Acutely manic bipolar patients, like patients with schizophrenia, Tourette's syndrome, panic disorder, and obsessive compulsive disorder, exhibit deficits in sensorimotor gating, as measured by prepulse inhibition (PPI) of the startle response. Here, we assessed the ability of four drugs used in the treatment of bipolar mania-phenytoin, carbamazepine, valproate, and lithium-to reduce the PPI-disruptive effects of ketamine or amphetamine in the 129SvPasIco inbred strain of mice. For comparison, we also assessed the interaction of lithium and amphetamine in C57BL/6J mice.
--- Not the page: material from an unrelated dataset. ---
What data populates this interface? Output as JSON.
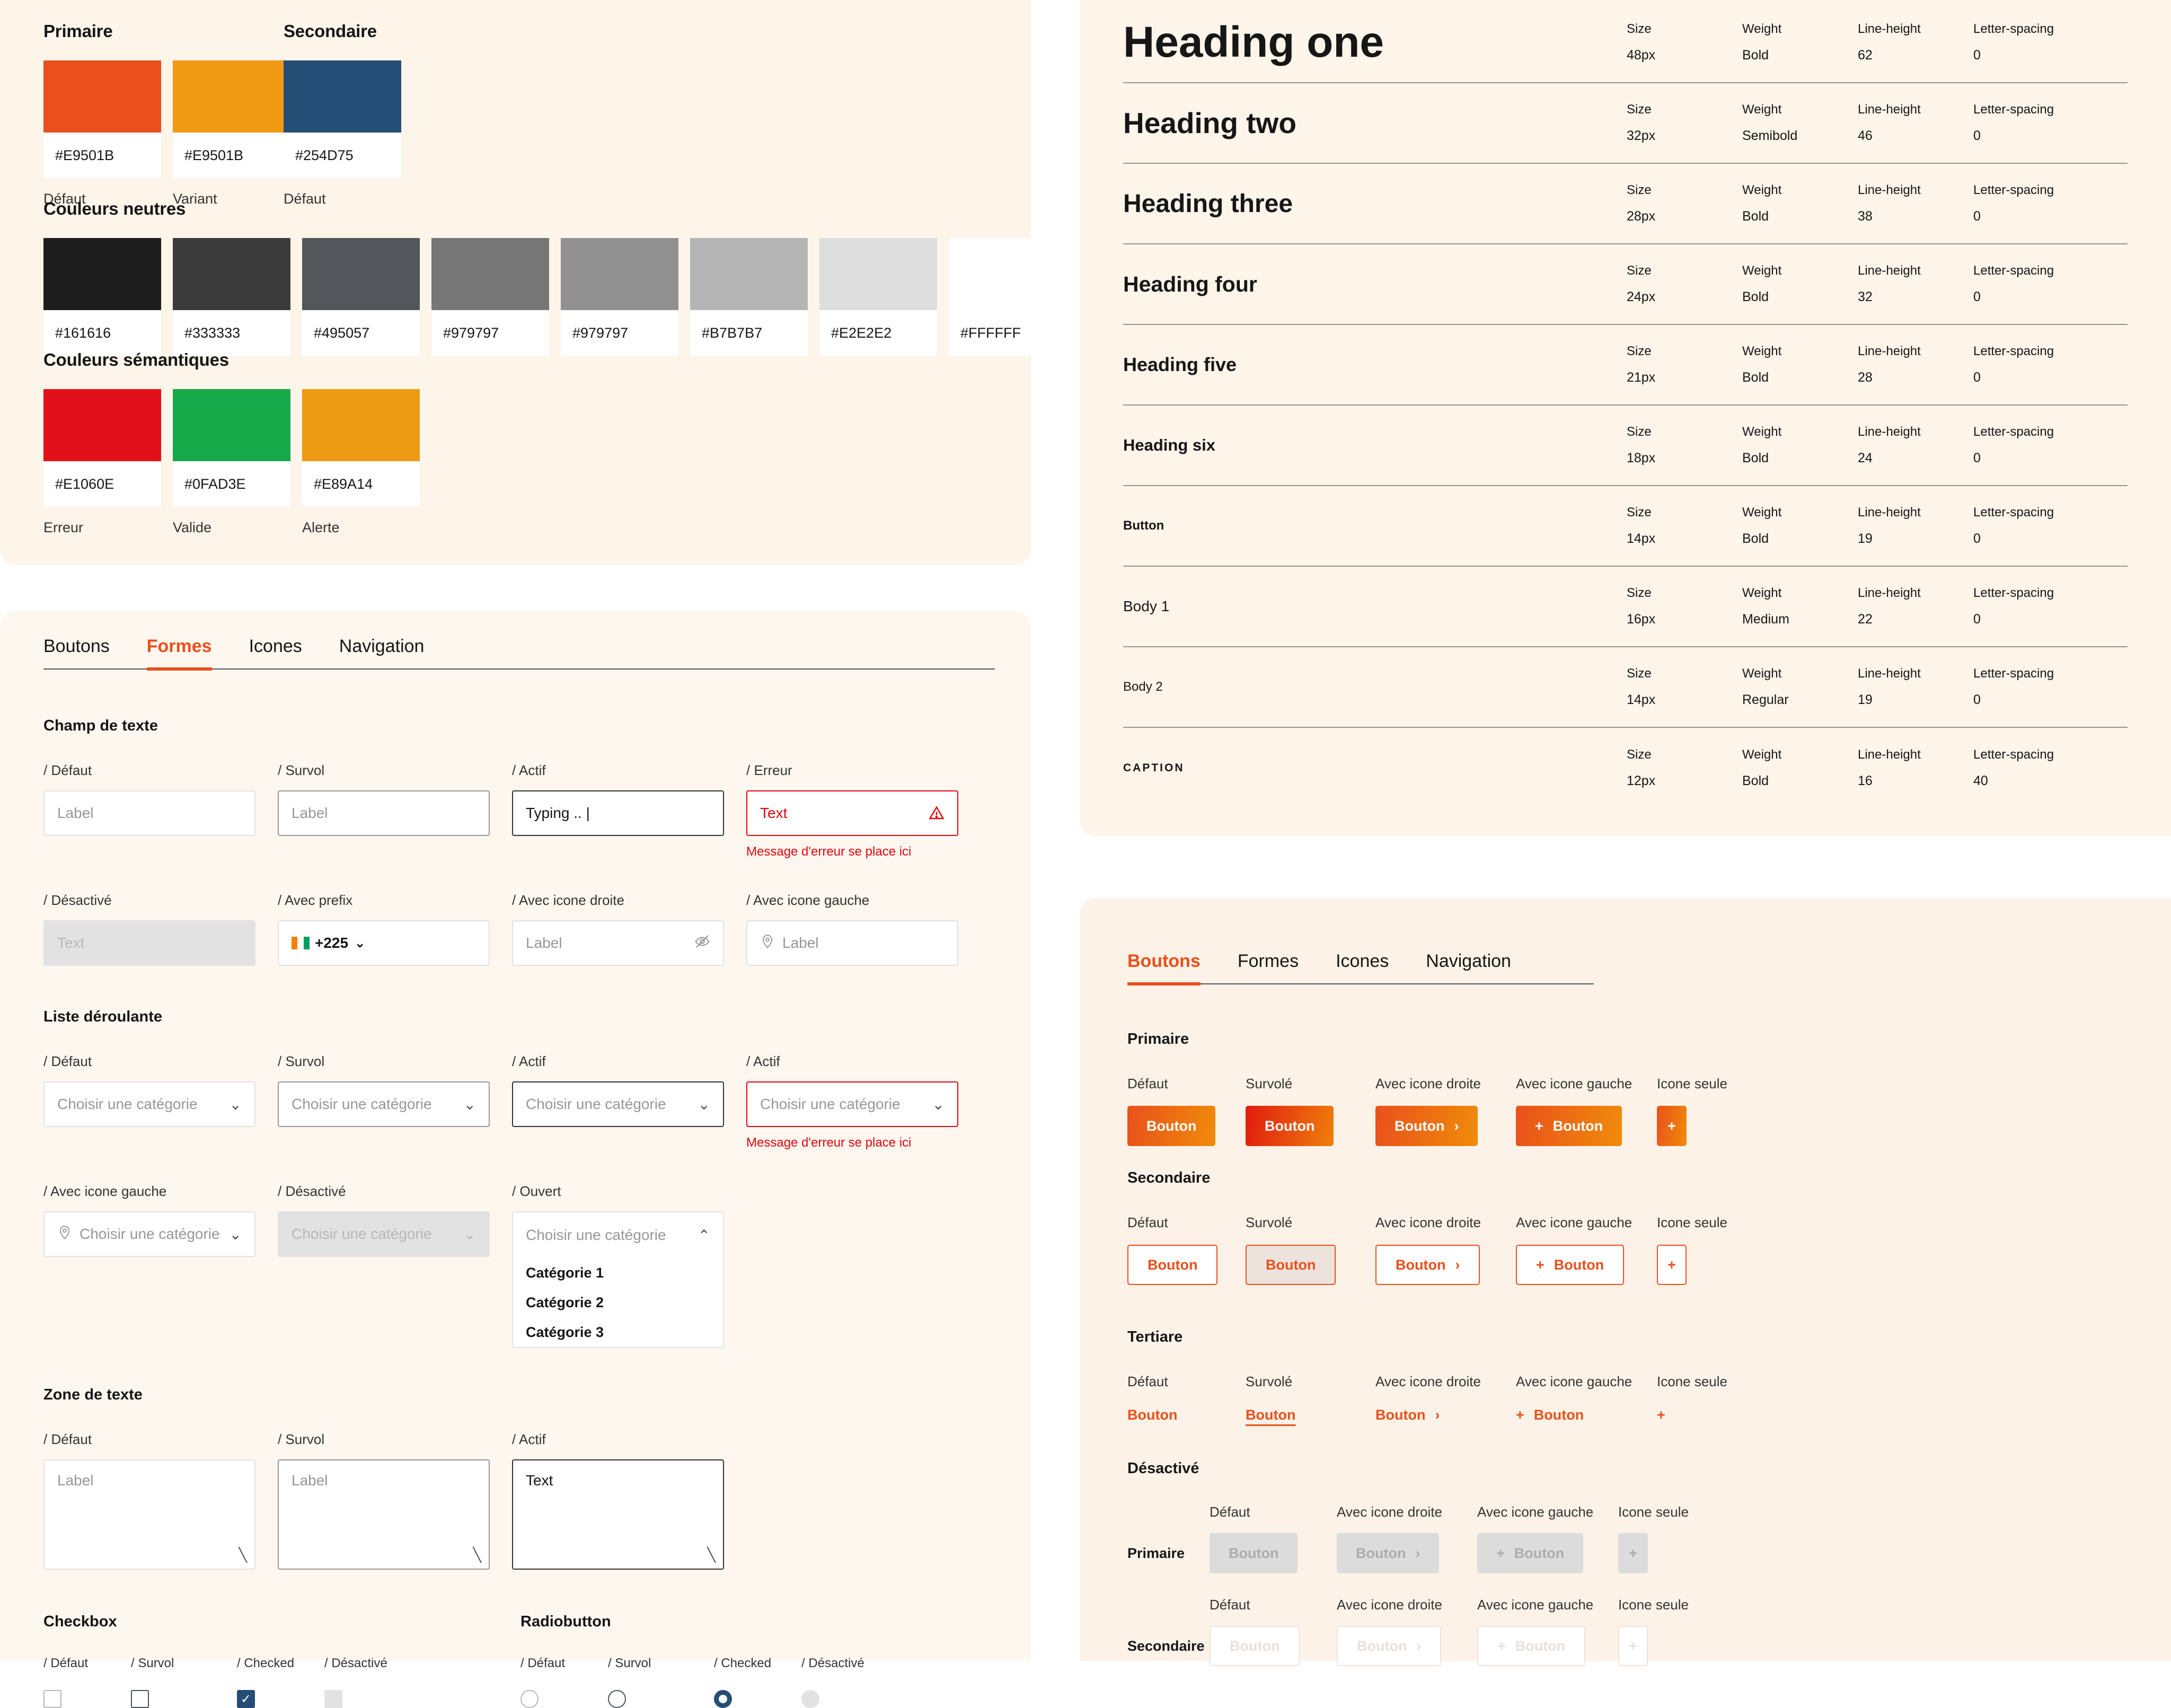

This set of studies yielded four major results. 1) Lithium chloride (85 mg/kg) prevented amphetamine-induced but not ketamine-induced disruption of PPI in both strains of mice. 2) Carbamazepine (50 mg/kg) prevented ketamine-induced but not amphetamine-induced disruption of PPI. 3) Sodium valproate (100 mg/kg) did not prevent amphetamine- or ketamine-induced disruption of PPI. 4) Phenytoin (30 mg/kg) did not prevent amphetamine- or ketamine-induced disruption of PPI but increased PPI on its own. These studies did not reveal a consistent relationship between the ability of a drug to protect PPI from disruption by ketamine or amphetamine and efficacy in the treatment of bipolar mania. Instead, the diverse effect profiles of these four treatments in reversing the PPI deficits produced by amphetamine or ketamine in mice presumably reflect the differences in their respective pharmacological mechanisms. Hence, further studies using these dopaminergic and glutamatergic models of deficient PPI may provide valuable insights into the mechanisms underlying the differential therapeutic effects of antimanic and mood-stabilizing treatments.